Peter said that the Savior “went about doing good” (Acts 10:38). What if he had said something slightly different: “he went about doing no evil”?
That’s true too, and it’s important for us to avoid sin, with God’s help — and when we fail at that, to remove it from our lives, also with God’s help. But it’s not enough simply to do no evil. We’re to do all the good that we can.
Something Jesus said to the Scribes and Pharisees in a different context illuminates this point. He’s speaking here of evil spirits – and metaphorically, at that – but this applies to evil tastes and habits too:
When the unclean spirit is gone out of a man, he walketh through dry places, seeking rest, and findeth none.
Then he saith, I will return into my house from whence I came out; and when he is come, he findeth it empty, swept, and garnished.
Then goeth he, and taketh with himself seven other spirits more wicked than himself, and they enter in and dwell there: and the last state of that man is worse than the first. (Matthew 12:43-45).
The key word is “empty.” If we simply try to remove the evil from our lives, we create a vacuum into which it can easily return.
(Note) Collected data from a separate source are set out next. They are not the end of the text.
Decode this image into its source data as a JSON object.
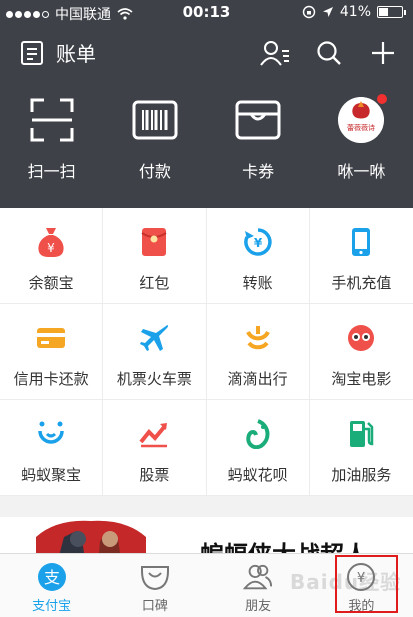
{
  "status_bar": {
    "carrier": "中国联通",
    "time": "00:13",
    "battery": "41%",
    "signal_bars_filled": 4,
    "battery_level": 0.41
  },
  "header": {
    "title": "账单",
    "icons": [
      "bill-icon",
      "contacts-icon",
      "search-icon",
      "plus-icon"
    ]
  },
  "quick_actions": [
    {
      "label": "扫一扫",
      "icon": "scan-icon"
    },
    {
      "label": "付款",
      "icon": "barcode-icon"
    },
    {
      "label": "卡券",
      "icon": "card-wallet-icon"
    },
    {
      "label": "咻一咻",
      "icon": "brand-avatar"
    }
  ],
  "avatar_text": "蕾薇薇诗",
  "services": [
    {
      "label": "余额宝",
      "icon": "money-bag-icon",
      "color": "#f0504a"
    },
    {
      "label": "红包",
      "icon": "red-envelope-icon",
      "color": "#f0504a"
    },
    {
      "label": "转账",
      "icon": "transfer-icon",
      "color": "#1aa1ea"
    },
    {
      "label": "手机充值",
      "icon": "phone-icon",
      "color": "#1aa1ea"
    },
    {
      "label": "信用卡还款",
      "icon": "credit-card-icon",
      "color": "#f5a623"
    },
    {
      "label": "机票火车票",
      "icon": "plane-icon",
      "color": "#1aa1ea"
    },
    {
      "label": "滴滴出行",
      "icon": "didi-icon",
      "color": "#f5a623"
    },
    {
      "label": "淘宝电影",
      "icon": "movie-glasses-icon",
      "color": "#f0504a"
    },
    {
      "label": "蚂蚁聚宝",
      "icon": "ant-treasure-icon",
      "color": "#1aa1ea"
    },
    {
      "label": "股票",
      "icon": "stock-chart-icon",
      "color": "#f0504a"
    },
    {
      "label": "蚂蚁花呗",
      "icon": "huabei-icon",
      "color": "#1aad7a"
    },
    {
      "label": "加油服务",
      "icon": "fuel-pump-icon",
      "color": "#1aad7a"
    }
  ],
  "banner": {
    "text": "蝙蝠侠大战超人"
  },
  "tabs": [
    {
      "label": "支付宝",
      "icon": "alipay-icon",
      "active": true
    },
    {
      "label": "口碑",
      "icon": "koubei-icon",
      "active": false
    },
    {
      "label": "朋友",
      "icon": "friends-icon",
      "active": false
    },
    {
      "label": "我的",
      "icon": "mine-icon",
      "active": false
    }
  ],
  "watermark": "Baidu经验",
  "colors": {
    "header_bg": "#3e4248",
    "accent": "#1aa1ea",
    "highlight_box": "#e01b1b"
  }
}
If instead we diligently fill our thoughts and time with good, we find that it’s easier to resist evil.
With all of our legitimate concerns about protecting ourselves and our families from all forms of evil, including toxic entertainments in music, on the printed page, and on screens of all sizes – we might find here a useful preventive lesson too.
Temptation will not go away simply because we wish it. But if we cultivate in ourselves and our families a discerning taste for what is good in music, books, art, theater, and broadcast entertainment, we and they will have less taste for the temptations which inevitably come.
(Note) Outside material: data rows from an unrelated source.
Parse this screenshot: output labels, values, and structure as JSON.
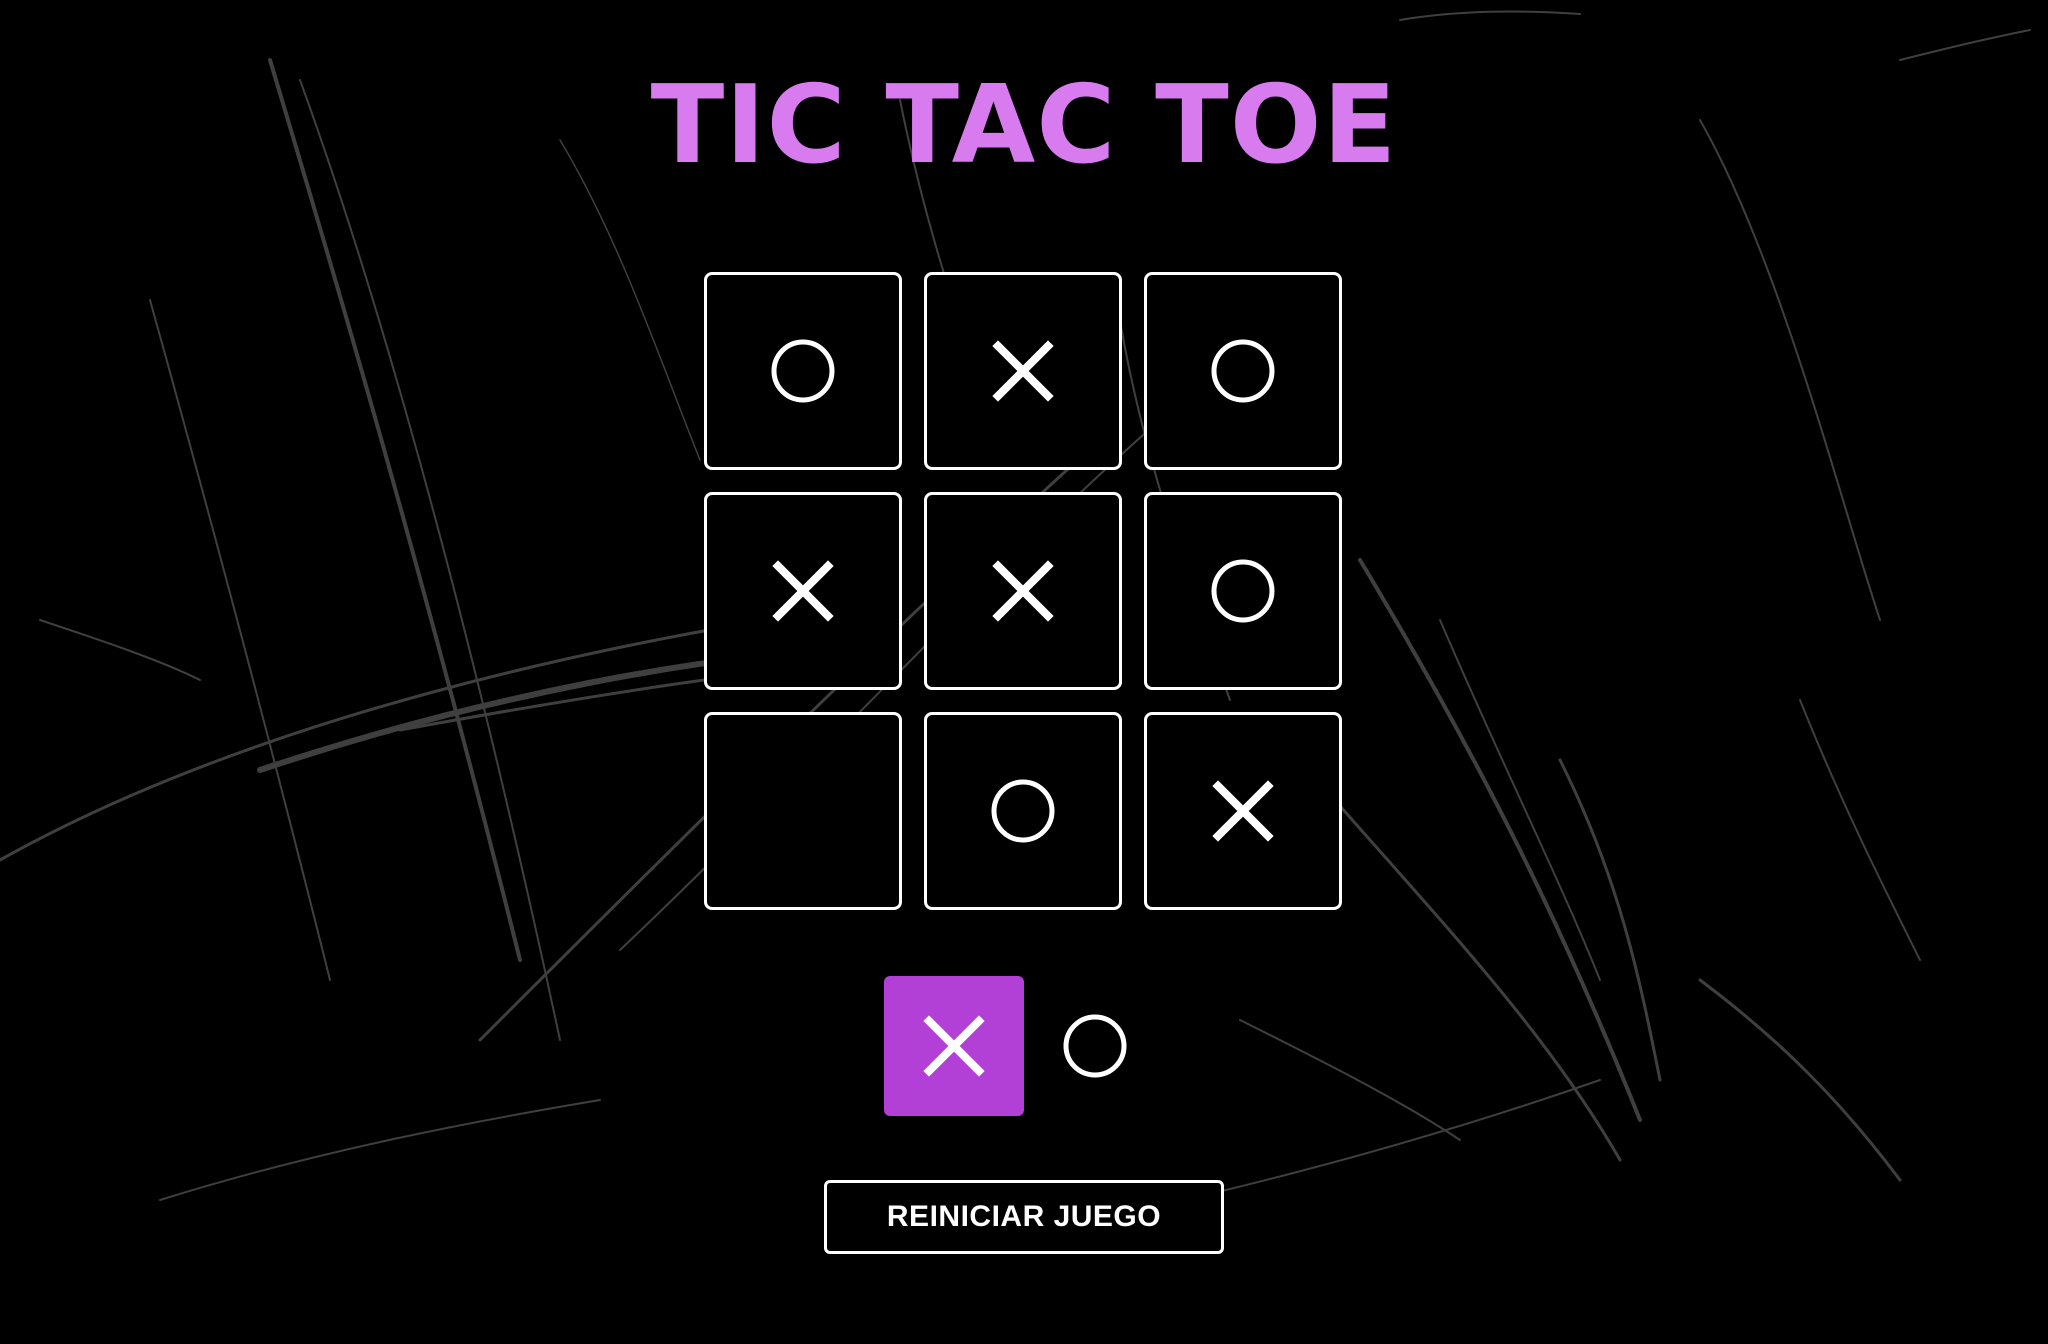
{
  "game": {
    "title": "TIC TAC TOE",
    "board": [
      {
        "mark": "O"
      },
      {
        "mark": "X"
      },
      {
        "mark": "O"
      },
      {
        "mark": "X"
      },
      {
        "mark": "X"
      },
      {
        "mark": "O"
      },
      {
        "mark": "empty"
      },
      {
        "mark": "O"
      },
      {
        "mark": "X"
      }
    ],
    "turn": {
      "options": [
        "X",
        "O"
      ],
      "active": "X"
    },
    "reset_label": "REINICIAR JUEGO"
  },
  "colors": {
    "background": "#000000",
    "title": "#d77bef",
    "accent": "#b23fd6",
    "marks": "#ffffff",
    "cell_border": "#ffffff",
    "scratches": "#4a4a4a"
  },
  "icons": {
    "x_mark": "x-mark-icon",
    "o_mark": "o-mark-icon"
  }
}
In other words, the more we love and understand and seek what it is good, the less taste we have for evil.
Mormon said we’re not only to seek diligently to identify good and evil. We’re to pursue the good we discover. “Search diligently in the light of Christ that ye may know good from evil; and if ye will lay hold upon every good thing, and condemn it not, ye certainly will be a child of Christ” (Moroni 7:19, emphasis added).
Evil has far greater difficulty getting a foothold in the minds and schedules of men, women, youth, and children who are busy laying hold on good things.
In that spirit, consider these words from President Hinckley:
We can be entertained through the miracle of reading and exposure to the arts – they add to the blessings and fulfillment of living.
Enjoy music . . . the music of the masters, the music that has lived through the centuries, the music that has lifted people. If you do not have taste for it, listen to it thoughtfully. . . . The more often you [listen], the more beautiful will be the experience.
“When I was a boy . . . we were never forced to read [books], but they were placed where they were handy and where we could get at them whenever we wished. There were also . . . the Church magazines and . . . other good magazines. There were books of history and literature, books on technical subjects, dictionaries, a set of encyclopedias, and an atlas of the world. . . . I would not have you believe that we were great scholars. But we were exposed to great literature, great ideas from great thinkers, and the language of men and women who thought deeply and wrote beautifully. (See Teachings of Gordon B. Hinckley, pp. 170-71, 395-96.)
In the age of the Internet and the smart phone, the essentials have not changed. Only some of the media have. We can as easily use the World Wide Web for good as for evil; there is plenty of both to be found there. The same is true of our books, our stages, our home theaters, and our stereos.
In a time when some evils are more readily available than they have ever been, we ought to enjoy and be grateful for the fact that a vast array of good is more available too. We must simply want it more.